Delver Your Milk, Lady?

One of the things that has come out of recent Ruffian bombardment of Ukrainian civilian settlements is that the Ukrainians ,bless them, are willing to carry on continuously with their everyday life.  Art!


     These are Ukrainians queueing up for coffee at a shop that has been blammed by a Ruffian missile, despite the windows being put in and there being plaster across the floor.  Art!!

Indomitable milkman

     From 86 years ago and not on the Continent but with the same DEFY ENEMY fault vibes.  I seem to remember that the dictator responsible for the above did not come to a happy end.

     Just to be clear, this is from the days when milk in bottles was delivered daily to one's doorstep.

     O and about Putin's favourite cudgel, the 'Oreshnik' missile that the vatniks salivate about.  In reality it's a cobbled-together Frankenstein monster that Mordorvia can only produce in ridiculously limited quantities, something like three per year.  The older models cost $30 million apiece, the current ones $150 million, and they have a 50% failure rate.  Art!


     This one destroyed 3 garages.  You can do the mathematics yourself; $10 million to destroy a garage is a pretty poor return on investment.

     In reality it's even more embarrassing, as the second Oreshmik the orcs launched ended up hitting their own occupied area, meaning it's now forbidden to ever mention it was launched in the first place.  Remember, 50% failure rate.


Back To 'Charley's War'

This is the first trade-paperback volume of the collected works from Pat Mills and Joe Colquhoun, which I bought at BOVINGTON TANK MUSEUM in September last year.  Eight months ago and I still have finished Volume 1 <hangs head in shame> BUT I have been putting in more reading of late and am now near the end of Vol. 1, hoorah!

     So I thouoght I'd share some of the artwork.  Art!


     Charley is struggling out  of a partially collapsed dugout, carrying a Lewis gun and intent on inflicting misfortune on the Teutons.  Allow me to draw your attention to an item near his forearm.  Art!

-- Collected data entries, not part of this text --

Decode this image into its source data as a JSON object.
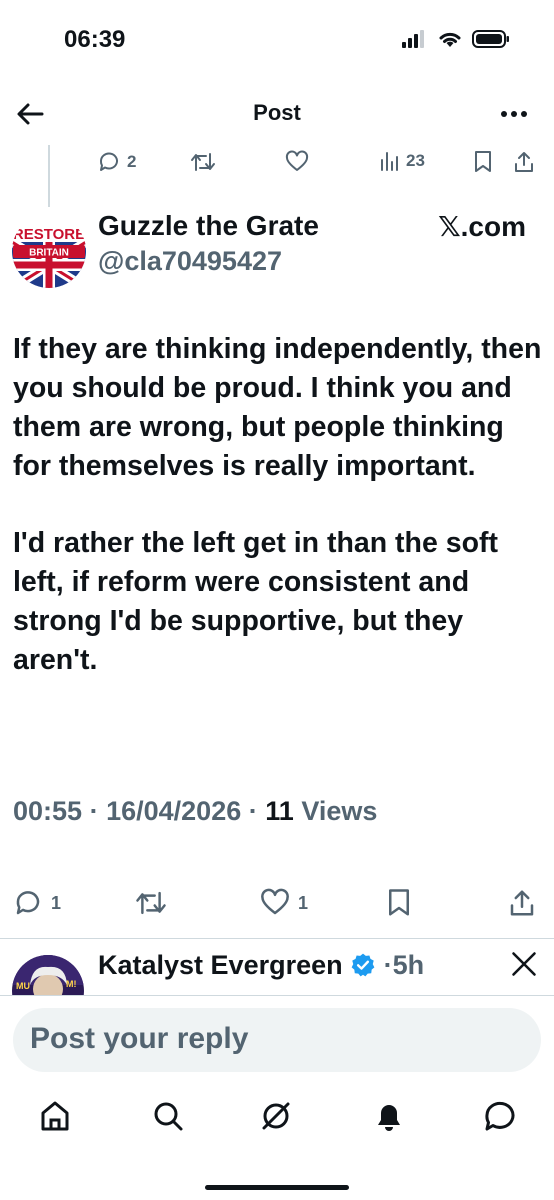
{
  "status_bar": {
    "time": "06:39"
  },
  "header": {
    "title": "Post"
  },
  "mini_actions": {
    "replies": "2",
    "views": "23"
  },
  "post": {
    "author_name": "Guzzle the Grate",
    "author_handle": "@cla70495427",
    "brand": "𝕏.com",
    "avatar_text_top": "RESTORE",
    "avatar_text_bottom": "BRITAIN",
    "paragraphs": [
      "If they are thinking independently, then you should be proud. I think you and them are wrong, but people thinking for themselves is really important.",
      "I'd rather the left get in than the soft left, if reform were consistent and strong I'd be supportive, but they aren't."
    ],
    "time": "00:55",
    "date": "16/04/2026",
    "views_count": "11",
    "views_label": "Views",
    "separator": "·"
  },
  "actions": {
    "replies": "1",
    "likes": "1"
  },
  "reply": {
    "author_name": "Katalyst Evergreen",
    "age": "5h",
    "separator": "·",
    "avatar_text": "MU",
    "avatar_text2": "M!"
  },
  "compose": {
    "placeholder": "Post your reply"
  },
  "colors": {
    "text": "#0f1419",
    "muted": "#536471",
    "verified": "#1d9bf0",
    "compose_bg": "#eff3f4"
  }
}
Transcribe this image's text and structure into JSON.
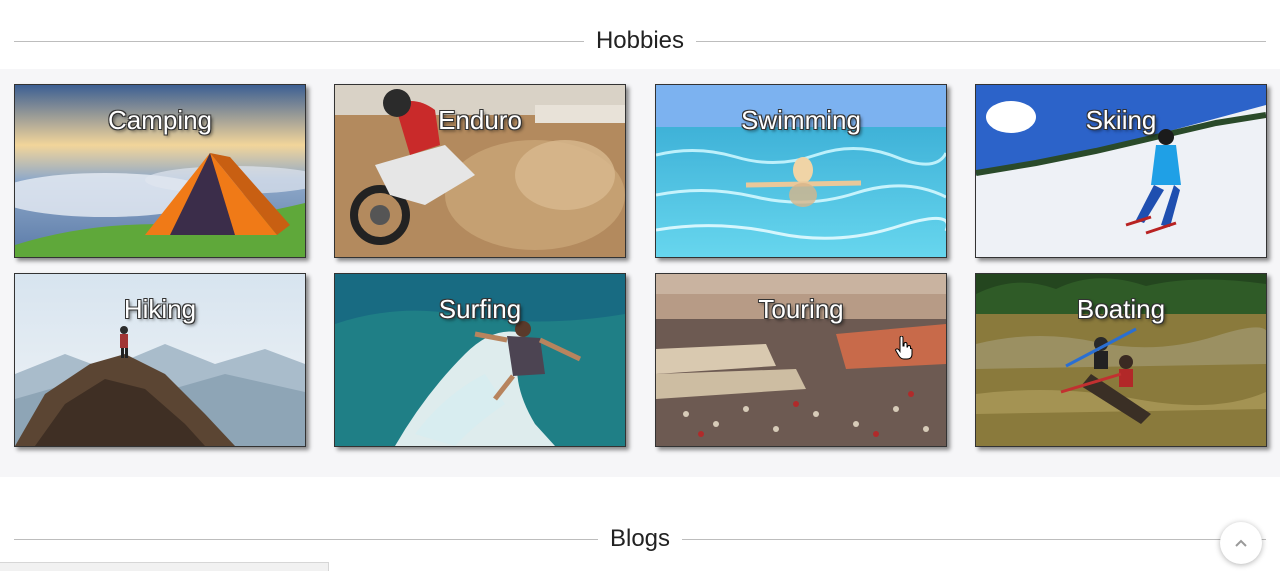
{
  "sections": {
    "hobbies_title": "Hobbies",
    "blogs_title": "Blogs"
  },
  "hobbies": [
    {
      "label": "Camping",
      "image": "tent-on-mountain"
    },
    {
      "label": "Enduro",
      "image": "dirt-bike"
    },
    {
      "label": "Swimming",
      "image": "swimmer-in-pool"
    },
    {
      "label": "Skiing",
      "image": "skier-on-slope"
    },
    {
      "label": "Hiking",
      "image": "hiker-on-peak"
    },
    {
      "label": "Surfing",
      "image": "surfer-on-wave"
    },
    {
      "label": "Touring",
      "image": "market-square"
    },
    {
      "label": "Boating",
      "image": "canoe-in-rapids"
    }
  ],
  "icons": {
    "scroll_top": "chevron-up-icon",
    "cursor": "hand-pointer-icon"
  }
}
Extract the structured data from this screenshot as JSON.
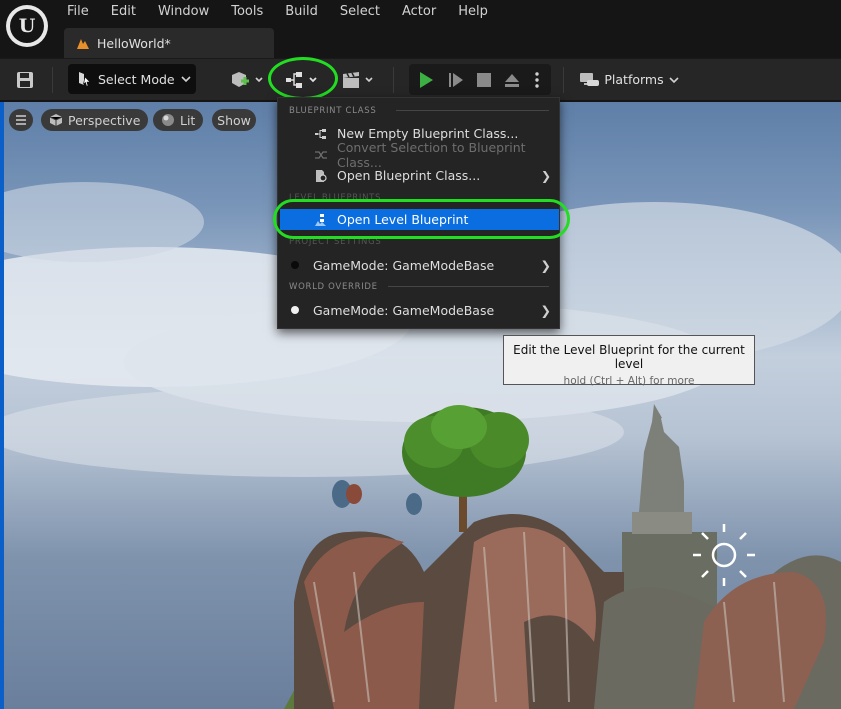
{
  "menubar": {
    "logo": "unreal-engine-logo",
    "items": [
      "File",
      "Edit",
      "Window",
      "Tools",
      "Build",
      "Select",
      "Actor",
      "Help"
    ]
  },
  "doc_tab": {
    "label": "HelloWorld*"
  },
  "toolbar": {
    "select_mode_label": "Select Mode",
    "platforms_label": "Platforms"
  },
  "viewport": {
    "perspective_label": "Perspective",
    "lit_label": "Lit",
    "show_label": "Show"
  },
  "blueprint_menu": {
    "section_blueprint_class": "BLUEPRINT CLASS",
    "new_empty": "New Empty Blueprint Class...",
    "convert_selection": "Convert Selection to Blueprint Class...",
    "open_blueprint_class": "Open Blueprint Class...",
    "section_level_blueprints": "LEVEL BLUEPRINTS",
    "open_level_blueprint": "Open Level Blueprint",
    "section_project_settings": "PROJECT SETTINGS",
    "project_gamemode": "GameMode: GameModeBase",
    "section_world_override": "WORLD OVERRIDE",
    "world_gamemode": "GameMode: GameModeBase"
  },
  "tooltip": {
    "main": "Edit the Level Blueprint for the current level",
    "sub": "hold (Ctrl + Alt) for more"
  },
  "colors": {
    "highlight_ring": "#22dd22",
    "menu_active": "#0a6ee0",
    "play_green": "#3cb043"
  }
}
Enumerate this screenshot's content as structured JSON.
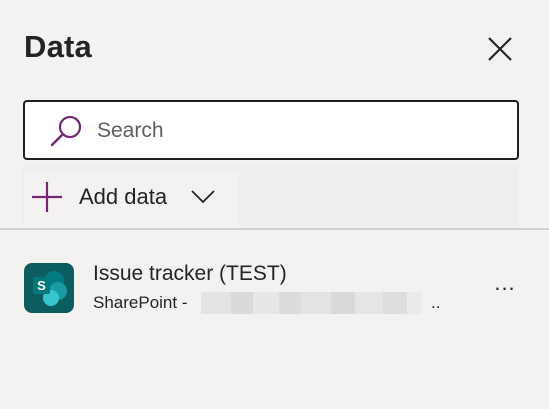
{
  "panel": {
    "title": "Data"
  },
  "search": {
    "placeholder": "Search",
    "value": ""
  },
  "add_data": {
    "label": "Add data"
  },
  "sources": [
    {
      "name": "Issue tracker (TEST)",
      "subtitle": "SharePoint - ",
      "subtitle_tail": "..",
      "icon": "sharepoint-icon",
      "more_label": "..."
    }
  ],
  "colors": {
    "accent": "#742774",
    "sharepoint_dark": "#036c70",
    "sharepoint_mid": "#1a9ba1",
    "sharepoint_light": "#37c6d0",
    "background": "#f3f2f1"
  }
}
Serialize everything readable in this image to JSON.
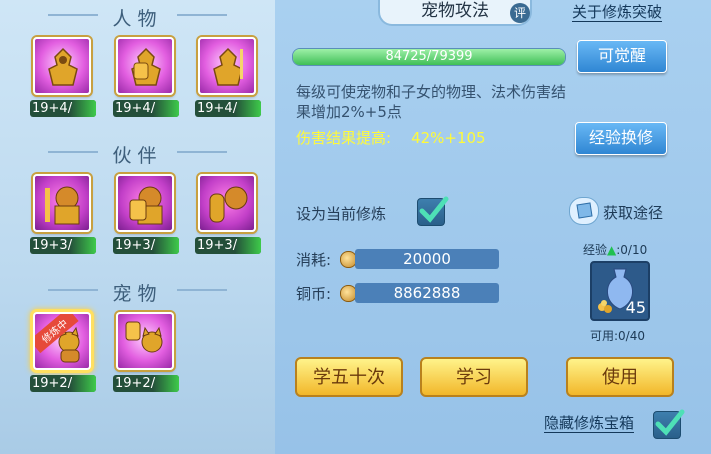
{
  "sections": {
    "people": "人物",
    "partners": "伙伴",
    "pets": "宠物"
  },
  "people_slots": [
    {
      "level": "19+4/",
      "icon": "golden-warrior-icon"
    },
    {
      "level": "19+4/",
      "icon": "golden-warrior-shield-icon"
    },
    {
      "level": "19+4/",
      "icon": "golden-warrior-sword-icon"
    }
  ],
  "partner_slots": [
    {
      "level": "19+3/",
      "icon": "golden-lion-warrior-icon"
    },
    {
      "level": "19+3/",
      "icon": "golden-lion-shield-icon"
    },
    {
      "level": "19+3/",
      "icon": "golden-lion-arm-icon"
    }
  ],
  "pet_slots": [
    {
      "level": "19+2/",
      "icon": "cat-pet-icon",
      "badge": "修炼中"
    },
    {
      "level": "19+2/",
      "icon": "cat-pet-shield-icon"
    }
  ],
  "header": {
    "tab": "宠物攻法",
    "eval": "评",
    "breakthrough_link": "关于修炼突破"
  },
  "progress": {
    "text": "84725/79399",
    "fraction": 1.0
  },
  "awaken_button": "可觉醒",
  "description": "每级可使宠物和子女的物理、法术伤害结果增加2%+5点",
  "bonus": {
    "label": "伤害结果提高:",
    "value": "42%+105"
  },
  "exchange_button": "经验换修",
  "set_current": "设为当前修炼",
  "get_way": "获取途径",
  "cost": {
    "label": "消耗:",
    "value": "20000"
  },
  "copper": {
    "label": "铜币:",
    "value": "8862888"
  },
  "exp": {
    "label": "经验",
    "value": ":0/10"
  },
  "item": {
    "count": "45",
    "usable": "可用:0/40"
  },
  "buttons": {
    "learn50": "学五十次",
    "learn": "学习",
    "use": "使用"
  },
  "hide_box": "隐藏修炼宝箱",
  "colors": {
    "gold_button": "#f2b72a",
    "blue_button": "#2f86d3",
    "highlight_text": "#fffa3a",
    "progress_fill": "#3fbf57"
  }
}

     A well-observed detail.  What Pat and Joe depict here is a tin of 'Whistler's Jam', which was so ubiquitous there was even a doggerel poem about it.  Art!

The original article

     The artwork of Joe is beyond reproach, but Pat buys into too many stereotypes to be without criticism.  We will absolutely be covering this in later blogs!  I bet you can hardly wait. 


Finally -

Another bit of QI Banter.

"Statistics are like bikinis.  What they reveal is suggestive, but what they conceal is vital."  Aaron Levenstein.